Iran, le impunità di un regime
giovedì 21 dicembre 2023

Lo stato di salute di un regime, insegna la storia, lo si misura tristemente dal numero di esecuzioni. Senza scomodare termidori o terrori rivoluzionari, il regime degli ayatollah iraniani ha messo a morte quasi ottocento persone da gennaio a oggi. Battendo ogni record, tranne – forse – quello non quantificato delle esecuzioni cinesi. Diciotto delle ottocento persone alle quali è stato passato il cappio intorno al collo erano donne. Samira è solo l’ennesima, non certo l’ultima. La sua vita non è finita ieri, a 29 anni, ma quando ne aveva solo 15 ed è stata data in sposa a un uomo più grande di lei. Uomo che l’ha sottomessa, picchiata e umiliata. Samira, dopo quattro anni, non ce l’ha più fatta e lo ha ucciso.

Per questo l’hanno condannata a morte. Poche ore prima di venire impiccata, per la prima volta in dieci anni, ha rivisto i figli e la sua famiglia. Poi il buio su di lei, quello del cappuccio che le hanno infilato in testa prima di farla crollare a peso morto dal patibolo. Il buio di un regime dell’impunità. Delle esecuzioni capitali, delle donne che spaventano perché si levano il velo, perché gridano nelle piazze e per questo vengono massacrate di botte in una stazione di polizia come Mahsa Amini. I suoi parenti il regime li ha trattati come terroristi: non li ha fatti espatriare impedendo loro di ritirare a Strasburgo il premio Sakharov dell’Unione Europea per i diritti umani. Due termini, diritto e umanità, che il popolo persiano non conosce da decenni. Un popolo passato dalla rivoluzione verde alla repressione di Ahmadinejad. Dalle proteste del settembre scorso, dopo la morte di Mahsa, fino al divieto di vedere in televisione la consegna a Oslo del Nobel per la Pace a una donna iraniana: una pergamena appoggiata su una sedia vuota. Vuota perché queste madri, figlie, sorelle, nipoti non le uccide solo il boia, le stronca anche il buio. Il buio di una cella dove Narges Mohammadi vive in esilio dal mondo, dalla luce e dalle parole. Come quelle che la Nobel l’altro giorno è riuscita a “liberare” dal carcere, in un messaggio in cui chiama il Tribunale rivoluzionario «un mattatoio per i giovani di questa terra».

Il regime dei pasdaran non ha paura che di sé stesso: sa che dentro di lui agisce già quel tarlo che prima o poi lo farà franare.

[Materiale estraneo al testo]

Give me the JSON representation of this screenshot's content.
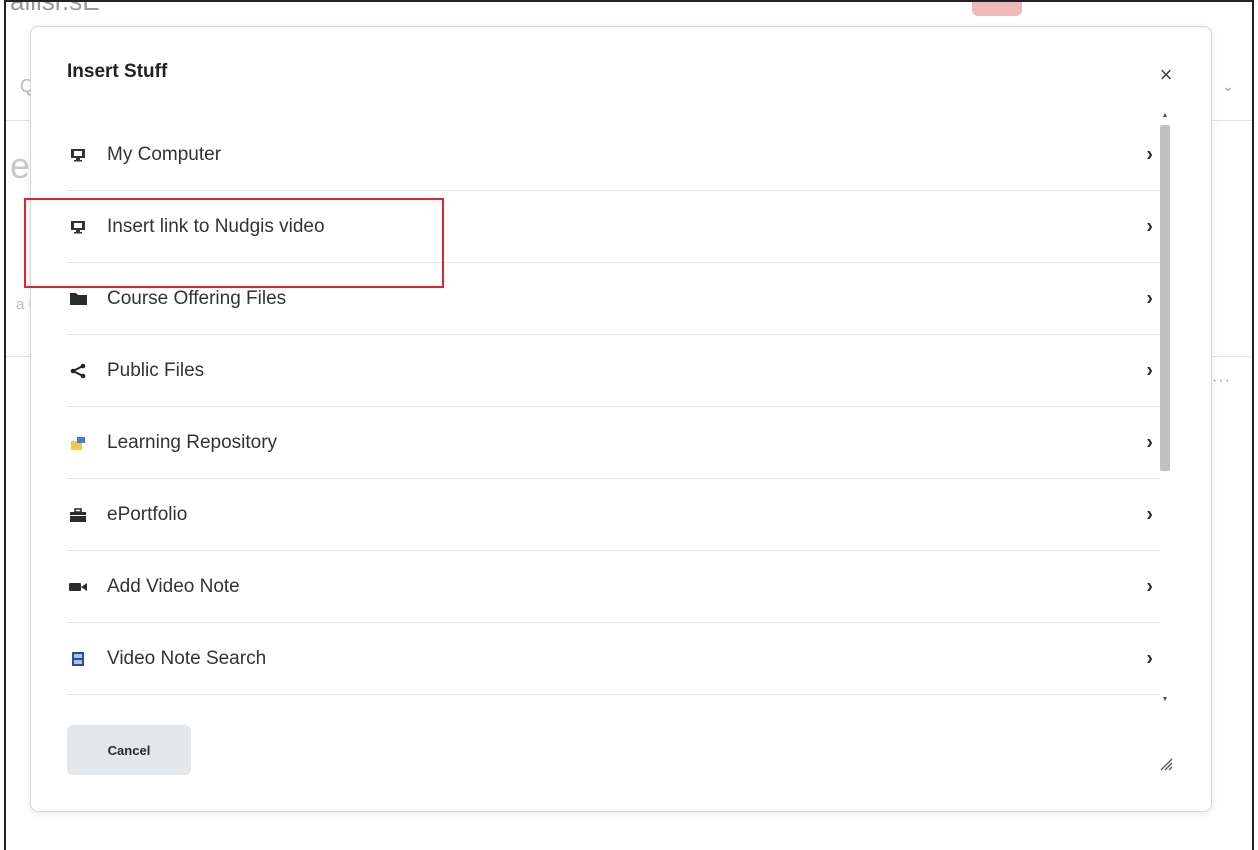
{
  "background": {
    "title_fragment": "alllsr.sE",
    "q_fragment": "Qu",
    "e_fragment": "e",
    "u_fragment": "a U",
    "dots": "···"
  },
  "dialog": {
    "title": "Insert Stuff",
    "close_label": "×",
    "items": [
      {
        "label": "My Computer",
        "icon": "monitor-icon"
      },
      {
        "label": "Insert link to Nudgis video",
        "icon": "monitor-icon"
      },
      {
        "label": "Course Offering Files",
        "icon": "folder-icon"
      },
      {
        "label": "Public Files",
        "icon": "share-icon"
      },
      {
        "label": "Learning Repository",
        "icon": "repository-icon"
      },
      {
        "label": "ePortfolio",
        "icon": "briefcase-icon"
      },
      {
        "label": "Add Video Note",
        "icon": "video-camera-icon"
      },
      {
        "label": "Video Note Search",
        "icon": "video-search-icon"
      }
    ],
    "cancel_label": "Cancel"
  },
  "colors": {
    "highlight": "#e0242c",
    "button_bg": "#e4e7ea"
  }
}
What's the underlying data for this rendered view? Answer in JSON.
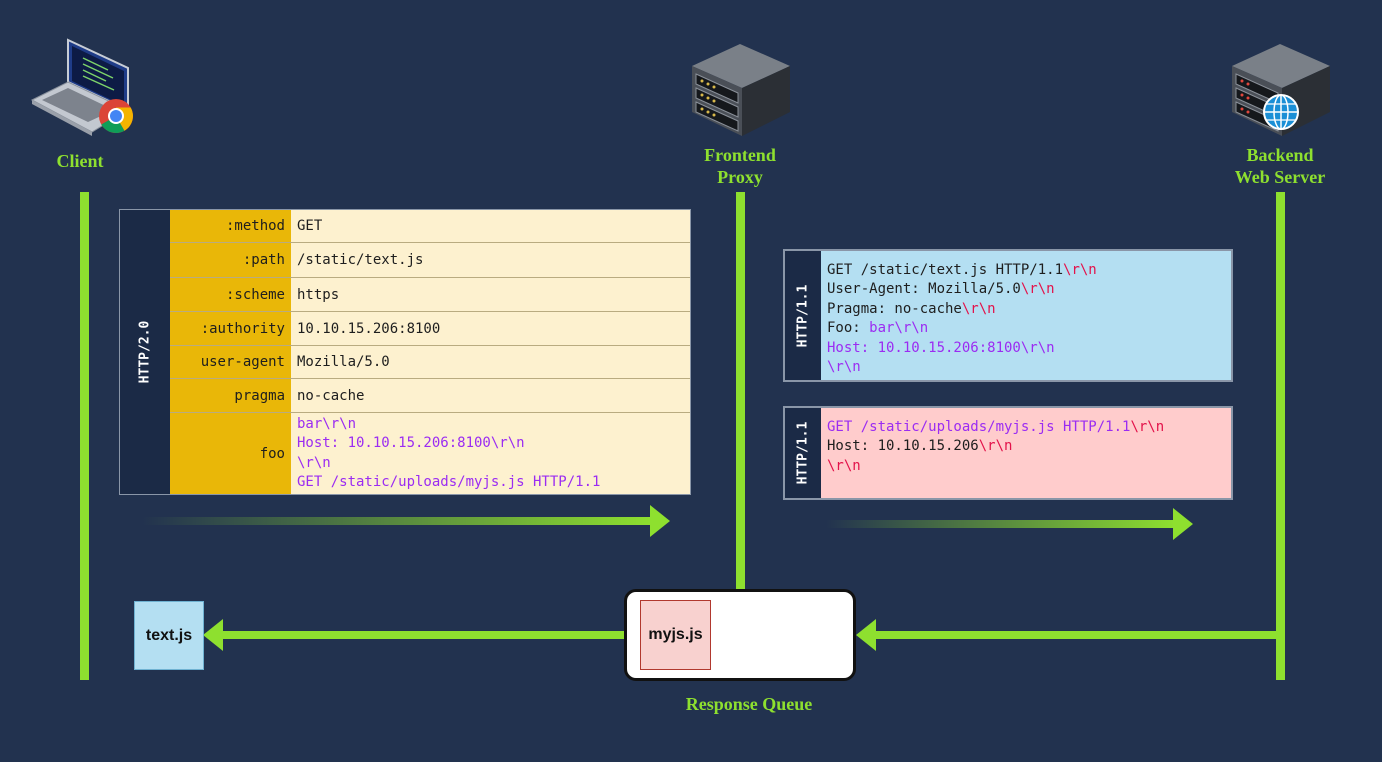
{
  "actors": {
    "client": "Client",
    "frontend": [
      "Frontend",
      "Proxy"
    ],
    "backend": [
      "Backend",
      "Web Server"
    ]
  },
  "http2_request": {
    "protocol": "HTTP/2.0",
    "rows": [
      {
        "key": ":method",
        "value": [
          "GET"
        ]
      },
      {
        "key": ":path",
        "value": [
          "/static/text.js"
        ]
      },
      {
        "key": ":scheme",
        "value": [
          "https"
        ]
      },
      {
        "key": ":authority",
        "value": [
          "10.10.15.206:8100"
        ]
      },
      {
        "key": "user-agent",
        "value": [
          "Mozilla/5.0"
        ]
      },
      {
        "key": "pragma",
        "value": [
          "no-cache"
        ]
      },
      {
        "key": "foo",
        "value": [
          "bar\\r\\n",
          "Host: 10.10.15.206:8100\\r\\n",
          "\\r\\n",
          "GET /static/uploads/myjs.js HTTP/1.1"
        ]
      }
    ]
  },
  "http1_request_1": {
    "protocol": "HTTP/1.1",
    "lines": [
      {
        "text": "GET /static/text.js HTTP/1.1",
        "crlf": "\\r\\n"
      },
      {
        "text": "User-Agent: Mozilla/5.0",
        "crlf": "\\r\\n"
      },
      {
        "text": "Pragma: no-cache",
        "crlf": "\\r\\n"
      },
      {
        "text": "Foo: ",
        "purple": "bar\\r\\n"
      },
      {
        "purple": "Host: 10.10.15.206:8100\\r\\n"
      },
      {
        "purple": "\\r\\n"
      }
    ]
  },
  "http1_request_2": {
    "protocol": "HTTP/1.1",
    "lines": [
      {
        "purple": "GET /static/uploads/myjs.js HTTP/1.1",
        "crlf": "\\r\\n"
      },
      {
        "text": "Host: 10.10.15.206",
        "crlf": "\\r\\n"
      },
      {
        "crlf": "\\r\\n"
      }
    ]
  },
  "responses": {
    "client_received": "text.js",
    "queued": "myjs.js",
    "queue_label": "Response Queue"
  },
  "colors": {
    "background": "#22324f",
    "accent": "#8ee02f",
    "key_column": "#e9b708",
    "table_bg": "#fdf1cf",
    "request1_bg": "#b4dff2",
    "request2_bg": "#ffcccc",
    "injected_text": "#9b2cf2",
    "crlf_text": "#e3124a"
  }
}
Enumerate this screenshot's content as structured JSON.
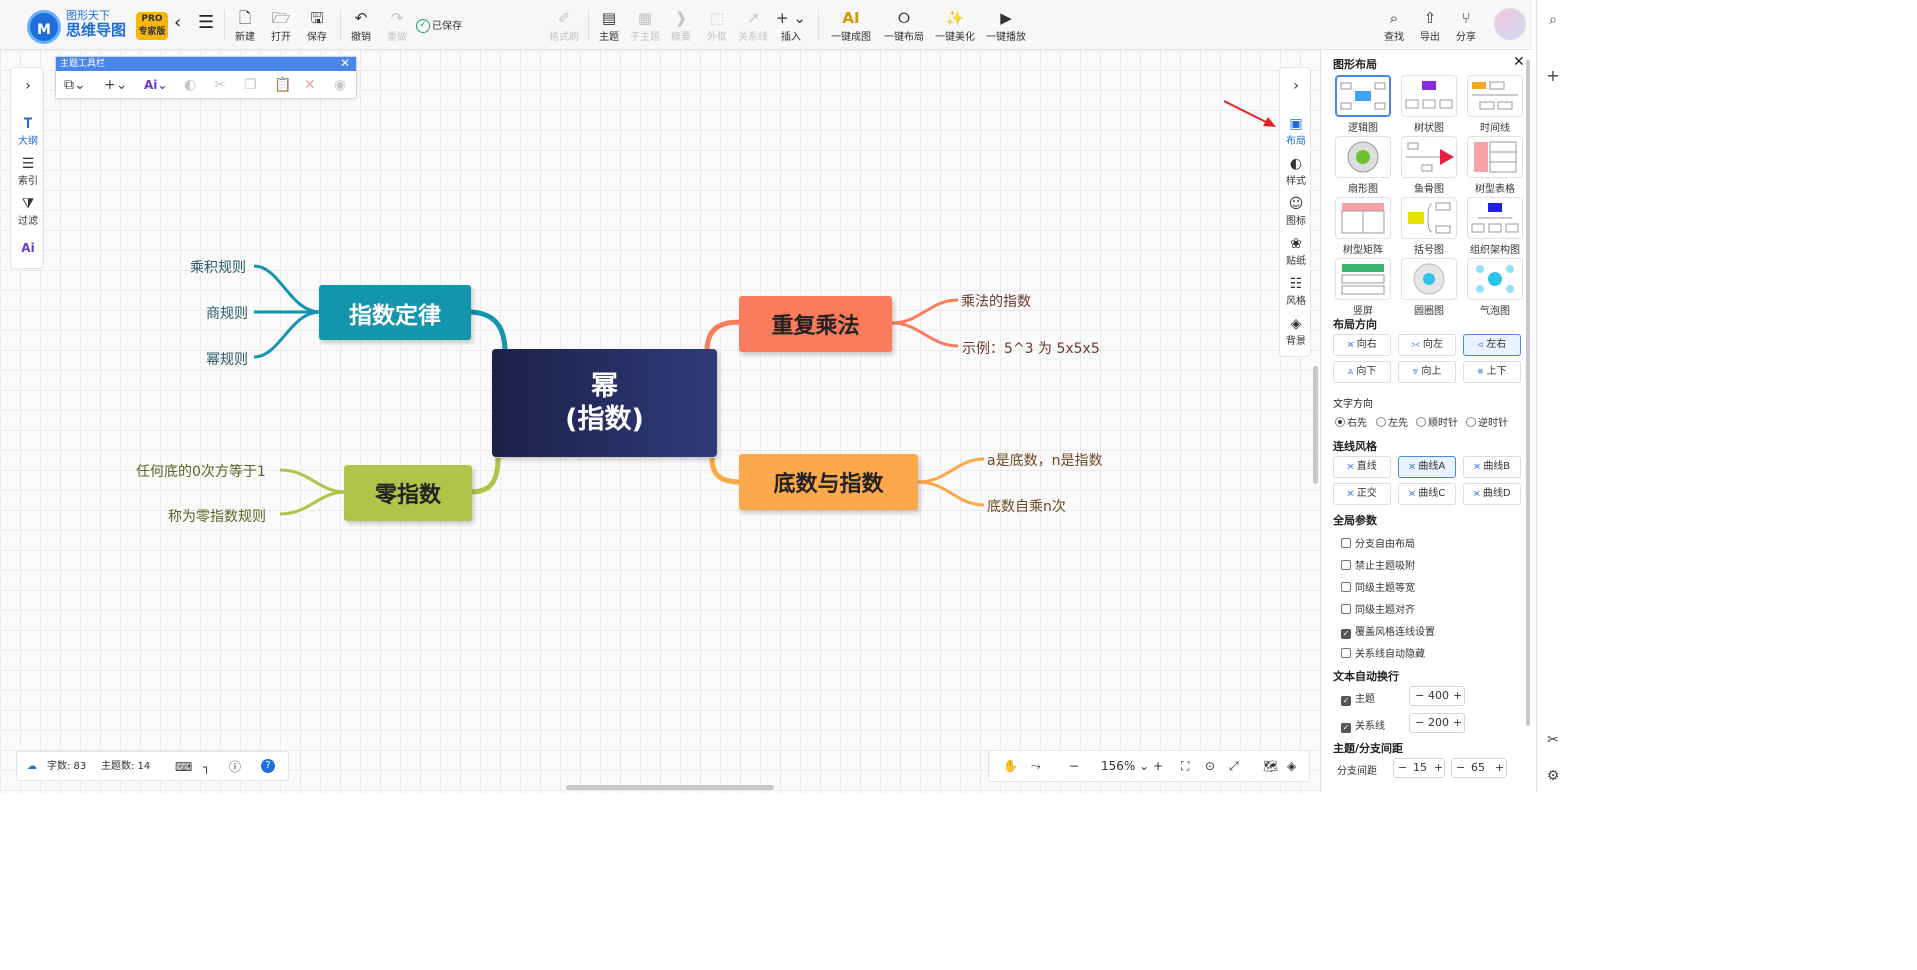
{
  "app": {
    "logo_line1": "图形天下",
    "logo_line2": "思维导图",
    "pro_label": "PRO",
    "edition_label": "专家版",
    "saved_status": "已保存"
  },
  "toolbar": {
    "new": "新建",
    "open": "打开",
    "save": "保存",
    "undo": "撤销",
    "redo": "重做",
    "format_brush": "格式刷",
    "topic": "主题",
    "subtopic": "子主题",
    "summary": "概要",
    "boundary": "外框",
    "relation": "关系线",
    "insert": "插入",
    "one_key_map": "一键成图",
    "one_key_layout": "一键布局",
    "one_key_beautify": "一键美化",
    "one_key_play": "一键播放",
    "search": "查找",
    "export": "导出",
    "share": "分享"
  },
  "topic_toolbar": {
    "title": "主题工具栏"
  },
  "left_panel": {
    "outline": "大纲",
    "index": "索引",
    "filter": "过滤"
  },
  "right_icons": {
    "layout": "布局",
    "style": "样式",
    "icon": "图标",
    "sticker": "贴纸",
    "theme_style": "风格",
    "background": "背景"
  },
  "mindmap": {
    "center_line1": "幂",
    "center_line2": "(指数)",
    "topics": {
      "laws": {
        "label": "指数定律",
        "color": "#1295ad"
      },
      "repeat": {
        "label": "重复乘法",
        "color": "#fa7c5d"
      },
      "zero": {
        "label": "零指数",
        "color": "#b2c34b"
      },
      "base": {
        "label": "底数与指数",
        "color": "#fda84a"
      }
    },
    "leaves": {
      "product": "乘积规则",
      "quotient": "商规则",
      "power": "幂规则",
      "mult_exp": "乘法的指数",
      "example": "示例：5^3 为 5x5x5",
      "zero1": "任何底的0次方等于1",
      "zero2": "称为零指数规则",
      "base1": "a是底数，n是指数",
      "base2": "底数自乘n次"
    },
    "center_color": "#262d5f"
  },
  "status": {
    "word_count": "字数: 83",
    "topic_count": "主题数: 14",
    "zoom": "156%"
  },
  "side_panel": {
    "title": "图形布局",
    "layouts": [
      "逻辑图",
      "树状图",
      "时间线",
      "扇形图",
      "鱼骨图",
      "树型表格",
      "树型矩阵",
      "括号图",
      "组织架构图",
      "竖屏",
      "圆圈图",
      "气泡图"
    ],
    "direction_title": "布局方向",
    "directions": [
      "向右",
      "向左",
      "左右",
      "向下",
      "向上",
      "上下"
    ],
    "text_dir_title": "文字方向",
    "text_dirs": [
      "右先",
      "左先",
      "顺时针",
      "逆时针"
    ],
    "line_style_title": "连线风格",
    "line_styles": [
      "直线",
      "曲线A",
      "曲线B",
      "正交",
      "曲线C",
      "曲线D"
    ],
    "global_title": "全局参数",
    "globals": [
      "分支自由布局",
      "禁止主题吸附",
      "同级主题等宽",
      "同级主题对齐",
      "覆盖风格连线设置",
      "关系线自动隐藏"
    ],
    "wrap_title": "文本自动换行",
    "wrap_topic": "主题",
    "wrap_topic_value": "400",
    "wrap_relation": "关系线",
    "wrap_relation_value": "200",
    "spacing_title": "主题/分支间距",
    "branch_spacing": "分支间距",
    "branch_value1": "15",
    "branch_value2": "65"
  }
}
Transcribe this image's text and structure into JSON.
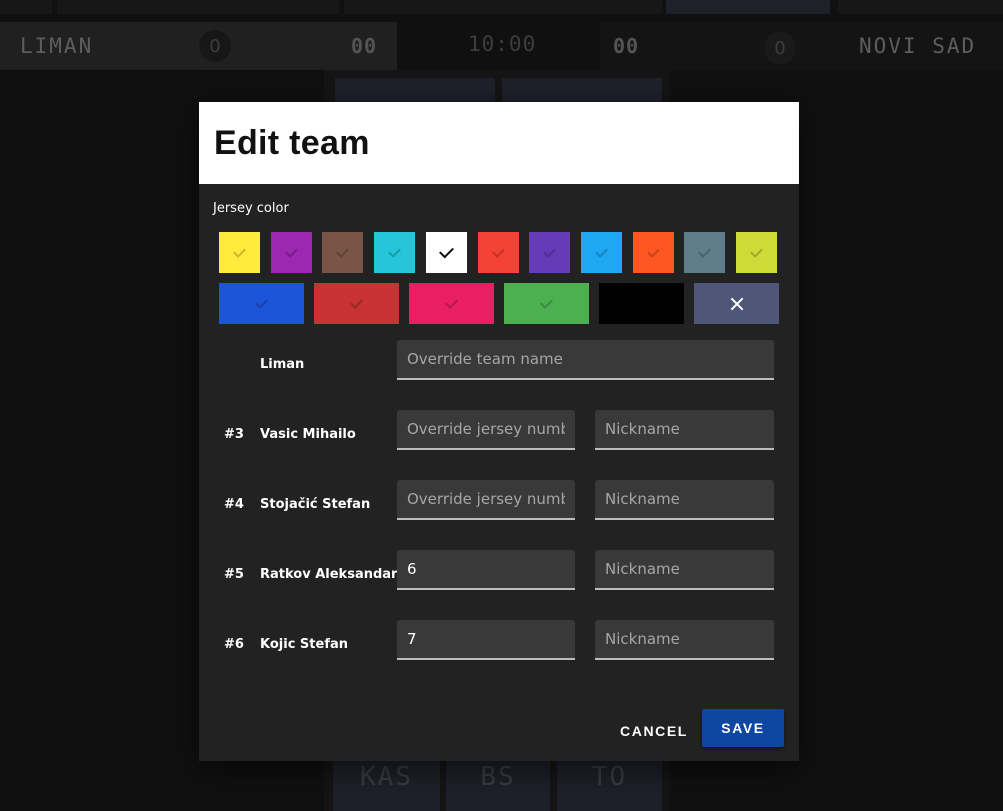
{
  "scoreboard": {
    "home": {
      "name": "LIMAN",
      "fouls": "0",
      "score": "00"
    },
    "away": {
      "name": "NOVI SAD",
      "fouls": "0",
      "score": "00"
    },
    "clock": "10:00",
    "bottom_buttons": [
      "KAS",
      "BS",
      "TO"
    ]
  },
  "dialog": {
    "title": "Edit team",
    "jersey_label": "Jersey color",
    "swatches_row1": [
      {
        "name": "yellow",
        "color": "#ffeb3b",
        "selected": false
      },
      {
        "name": "purple",
        "color": "#9c27b0",
        "selected": false
      },
      {
        "name": "brown",
        "color": "#795548",
        "selected": false
      },
      {
        "name": "cyan",
        "color": "#26c6da",
        "selected": false
      },
      {
        "name": "white",
        "color": "#ffffff",
        "selected": true
      },
      {
        "name": "red",
        "color": "#f44336",
        "selected": false
      },
      {
        "name": "deep-purple",
        "color": "#673ab7",
        "selected": false
      },
      {
        "name": "light-blue",
        "color": "#1fa8f2",
        "selected": false
      },
      {
        "name": "deep-orange",
        "color": "#ff5722",
        "selected": false
      },
      {
        "name": "blue-grey",
        "color": "#607d8b",
        "selected": false
      },
      {
        "name": "lime",
        "color": "#cddc39",
        "selected": false
      }
    ],
    "swatches_row2": [
      {
        "name": "blue",
        "color": "#1d55d9",
        "selected": false
      },
      {
        "name": "dark-red",
        "color": "#c93232",
        "selected": false
      },
      {
        "name": "pink",
        "color": "#e91e63",
        "selected": false
      },
      {
        "name": "green",
        "color": "#4caf50",
        "selected": false
      },
      {
        "name": "black",
        "color": "#000000",
        "selected": false
      }
    ],
    "team": {
      "name": "Liman",
      "override_placeholder": "Override team name",
      "value": ""
    },
    "jersey_placeholder": "Override jersey numbe",
    "nickname_placeholder": "Nickname",
    "players": [
      {
        "number": "#3",
        "name": "Vasic Mihailo",
        "jersey": "",
        "nickname": ""
      },
      {
        "number": "#4",
        "name": "Stojačić Stefan",
        "jersey": "",
        "nickname": ""
      },
      {
        "number": "#5",
        "name": "Ratkov Aleksandar",
        "jersey": "6",
        "nickname": ""
      },
      {
        "number": "#6",
        "name": "Kojic Stefan",
        "jersey": "7",
        "nickname": ""
      }
    ],
    "cancel_label": "CANCEL",
    "save_label": "SAVE"
  }
}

Per ora uccidere è facile, governare con il terrore e la vendetta lo è altrettanto.

Ma c’è da chiedersi fino a quando l’Iran degli ayatollah potrà appoggiare le azioni di Hamas e allo stesso modo trattare con gli americani il rientro nel trattato sul nucleare o la consegna di prigionieri in cambio di denaro. E fino a che punto un regime che arma i ribelli Houthi in una guerra, prima nel deserto e ora all’Occidente, potrà godere allo stesso modo di impunità. Un regime, quello iraniano, che mette sotto il tappeto le risoluzioni dell’Onu e poi allo stesso organismo internazionale chiede di tutelare la libertà di produrre uranio arricchito con tecnologia russa.

Putin e in seconda battuta la Cina di Xi Jinping possono forse contribuire, almeno in parte, a fare comprendere perché qualsiasi atto ostile contro Teheran venga cassato da membri permanenti di un’istituzione (come il Consiglio di sicurezza delle Nazioni Unite) che ormai ha fatto da tempo il suo tempo. E ancora: fino a che punto la sentenza di morte per un dissidente continuerà a essere scritta prima di un arresto, mentre il governo a livello internazionale non esiterà a invocare il principio della non ingerenza? C’è contraddizione in tutto questo? Sì, perché quella regna sempre sovrana.